Tag: banjir dan longsor

  • Gembiranya Anak-anak di Padang Saat Boneka Mengedukasi Korban Banjir

    Gembiranya Anak-anak di Padang Saat Boneka Mengedukasi Korban Banjir

    7cloud.asia – Canda, tawa dan celoteh anak-anak korban banjir bandang dan longsor di Sumatera Barat ini mewarnai sesi edukasi cuci tangan di Batipuh Panjang pada Selasa (9/12/2025) lalu.

    Sekitar 25 anak berkumpul di sebuah lapangan. Mata mereka tertuju pada sebuah boneka, Dodo berwajah lucu yang dimainkan oleh staf PMI Brebes, Safa’atulloh.

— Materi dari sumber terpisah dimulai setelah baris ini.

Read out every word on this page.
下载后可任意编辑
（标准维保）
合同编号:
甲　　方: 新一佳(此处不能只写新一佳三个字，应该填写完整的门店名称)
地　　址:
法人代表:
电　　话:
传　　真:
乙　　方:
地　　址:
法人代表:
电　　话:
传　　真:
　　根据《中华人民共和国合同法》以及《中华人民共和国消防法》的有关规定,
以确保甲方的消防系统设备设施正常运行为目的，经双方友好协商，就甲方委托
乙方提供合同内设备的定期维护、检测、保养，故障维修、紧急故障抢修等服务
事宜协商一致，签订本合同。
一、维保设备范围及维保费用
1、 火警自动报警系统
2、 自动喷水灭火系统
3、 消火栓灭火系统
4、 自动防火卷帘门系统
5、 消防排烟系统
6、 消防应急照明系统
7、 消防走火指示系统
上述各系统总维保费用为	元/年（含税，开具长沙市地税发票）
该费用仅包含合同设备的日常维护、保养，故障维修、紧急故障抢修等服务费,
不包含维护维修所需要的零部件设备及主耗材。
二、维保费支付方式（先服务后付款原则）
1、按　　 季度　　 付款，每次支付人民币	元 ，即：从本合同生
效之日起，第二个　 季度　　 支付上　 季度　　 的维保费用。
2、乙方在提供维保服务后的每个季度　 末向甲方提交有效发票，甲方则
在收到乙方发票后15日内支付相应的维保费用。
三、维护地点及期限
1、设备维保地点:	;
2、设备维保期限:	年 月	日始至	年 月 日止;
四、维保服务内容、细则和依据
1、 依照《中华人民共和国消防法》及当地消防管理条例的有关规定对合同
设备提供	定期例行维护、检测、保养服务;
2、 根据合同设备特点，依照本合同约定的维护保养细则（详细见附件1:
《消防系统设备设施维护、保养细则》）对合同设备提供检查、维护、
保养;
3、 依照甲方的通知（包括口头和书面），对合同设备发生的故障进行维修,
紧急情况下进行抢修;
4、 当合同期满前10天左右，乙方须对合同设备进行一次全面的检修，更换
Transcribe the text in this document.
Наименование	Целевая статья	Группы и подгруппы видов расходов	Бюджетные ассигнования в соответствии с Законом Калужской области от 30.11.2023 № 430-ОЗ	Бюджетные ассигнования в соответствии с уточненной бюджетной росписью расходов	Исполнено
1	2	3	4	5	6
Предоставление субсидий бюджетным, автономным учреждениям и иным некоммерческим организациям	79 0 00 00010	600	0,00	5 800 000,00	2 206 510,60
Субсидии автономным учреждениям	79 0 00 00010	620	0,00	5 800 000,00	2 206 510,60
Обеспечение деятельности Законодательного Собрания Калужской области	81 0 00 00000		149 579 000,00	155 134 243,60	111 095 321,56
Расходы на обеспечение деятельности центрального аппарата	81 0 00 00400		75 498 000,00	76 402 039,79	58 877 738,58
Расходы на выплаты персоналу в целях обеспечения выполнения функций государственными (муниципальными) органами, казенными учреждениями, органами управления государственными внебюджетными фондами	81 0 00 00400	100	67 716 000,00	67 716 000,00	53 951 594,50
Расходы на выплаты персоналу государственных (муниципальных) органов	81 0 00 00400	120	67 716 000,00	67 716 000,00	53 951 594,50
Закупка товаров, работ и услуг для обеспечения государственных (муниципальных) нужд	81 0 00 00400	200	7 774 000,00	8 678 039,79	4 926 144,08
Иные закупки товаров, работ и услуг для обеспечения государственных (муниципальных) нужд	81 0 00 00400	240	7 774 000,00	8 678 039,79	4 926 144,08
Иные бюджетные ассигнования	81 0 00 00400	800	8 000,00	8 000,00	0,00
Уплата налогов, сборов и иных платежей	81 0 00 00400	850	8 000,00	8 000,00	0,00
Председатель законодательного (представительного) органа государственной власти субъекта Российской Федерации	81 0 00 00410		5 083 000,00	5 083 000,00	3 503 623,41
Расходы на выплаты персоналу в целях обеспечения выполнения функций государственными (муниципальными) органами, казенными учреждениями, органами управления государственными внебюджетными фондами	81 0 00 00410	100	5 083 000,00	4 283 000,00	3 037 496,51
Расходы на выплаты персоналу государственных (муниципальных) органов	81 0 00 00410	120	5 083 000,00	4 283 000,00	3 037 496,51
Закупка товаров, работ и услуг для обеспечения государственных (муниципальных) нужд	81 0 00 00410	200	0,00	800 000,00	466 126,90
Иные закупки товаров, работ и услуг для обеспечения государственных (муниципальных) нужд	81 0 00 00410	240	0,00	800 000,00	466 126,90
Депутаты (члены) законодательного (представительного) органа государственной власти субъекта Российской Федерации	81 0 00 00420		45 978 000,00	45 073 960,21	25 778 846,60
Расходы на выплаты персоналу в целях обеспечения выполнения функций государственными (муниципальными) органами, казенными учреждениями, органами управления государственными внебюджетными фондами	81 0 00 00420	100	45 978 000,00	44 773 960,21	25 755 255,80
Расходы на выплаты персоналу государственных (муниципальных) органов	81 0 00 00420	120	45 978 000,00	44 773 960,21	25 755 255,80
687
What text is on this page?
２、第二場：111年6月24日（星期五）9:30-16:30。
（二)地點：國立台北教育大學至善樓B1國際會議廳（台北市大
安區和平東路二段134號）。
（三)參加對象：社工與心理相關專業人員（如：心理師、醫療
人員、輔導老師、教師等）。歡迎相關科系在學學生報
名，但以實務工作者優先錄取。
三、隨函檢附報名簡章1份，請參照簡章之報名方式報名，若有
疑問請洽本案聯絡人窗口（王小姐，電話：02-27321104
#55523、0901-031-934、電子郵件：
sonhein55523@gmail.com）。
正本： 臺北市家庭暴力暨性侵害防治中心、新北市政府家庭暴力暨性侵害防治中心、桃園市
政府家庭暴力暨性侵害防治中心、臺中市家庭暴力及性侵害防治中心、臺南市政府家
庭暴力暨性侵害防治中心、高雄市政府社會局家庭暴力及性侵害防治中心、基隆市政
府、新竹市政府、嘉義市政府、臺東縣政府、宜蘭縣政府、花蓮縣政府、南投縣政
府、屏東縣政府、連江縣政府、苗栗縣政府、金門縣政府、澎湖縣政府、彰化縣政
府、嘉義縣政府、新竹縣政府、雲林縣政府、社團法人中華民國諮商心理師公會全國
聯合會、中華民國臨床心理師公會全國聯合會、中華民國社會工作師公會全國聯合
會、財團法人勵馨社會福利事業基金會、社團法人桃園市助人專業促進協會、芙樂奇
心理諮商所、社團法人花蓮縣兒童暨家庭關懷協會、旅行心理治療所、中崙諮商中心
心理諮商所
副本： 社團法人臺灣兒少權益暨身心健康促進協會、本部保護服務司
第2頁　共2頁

    Safaat, sapaan akrab pria berusia 30 tahun ini, menggunakan kemampuan ventriloquist atau seni berbicara dengan menggerakkan boneka tidak hanya sekedar memberikan hiburan.

    Safaat bersama tim dari PMI juga memberikan edukasi perilaku hidup bersih dan sehat (PHBS), terutama tentang cara cuci tangan pakai sabun kepada anak-anak korban bencana.

    Baca: PMI Distribusikan 250 Liter Air Bersih untuk Korban Bencana di Padang

    Anak-anak yang hadir tampak antusias mendengar penjelasan dari Safaat dan Dodo. Seperti yang diungkapkan oleh Kuin. Bocah berusia 5 tahun ini tampak begitu bersemangat. “Aku seneng dan gemes sama Dodo, soalnya mukanya lucu!” celoteh Kuin. 

    Sementara itu, Deni (6 tahun) mengangkat tangan ketika ditanya siapa yang rutin menjaga kebersihan. “Aku selalu nurut sama orangtua. Aku sikat gigi dan cuci tangan sebelum makan,” jawabnya bangga.

    Di tengah kerja teknis tim air dan sanitasi, dari menyalurkan air bersih hingga mengelola air bersih, kehadiran Dodo memberi sentuhan berbeda.

    Baca: PMI Kerahkan Tim Mobile Clinic untuk Korban Bencana Banjir di Aceh 

    Ia membantu menjembatani komunikasi antara relawan dan anak-anak, yang biasanya rentan secara psikologis setelah bencana.

    “Selama ada Dodo, anak-anak lebih fokus dan suasana jadi lebih cair. Mereka lebih berani menjawab dan bertanya,” kata Safaat.

    Kisah Safaat dan Dodo menunjukkan bahwa aksi kemanusiaan tak hanya soal logistik. Ia juga tentang cara kreatif menjangkau masyarakat, terutama mereka yang paling rentan dan paling membutuhkan perhatian.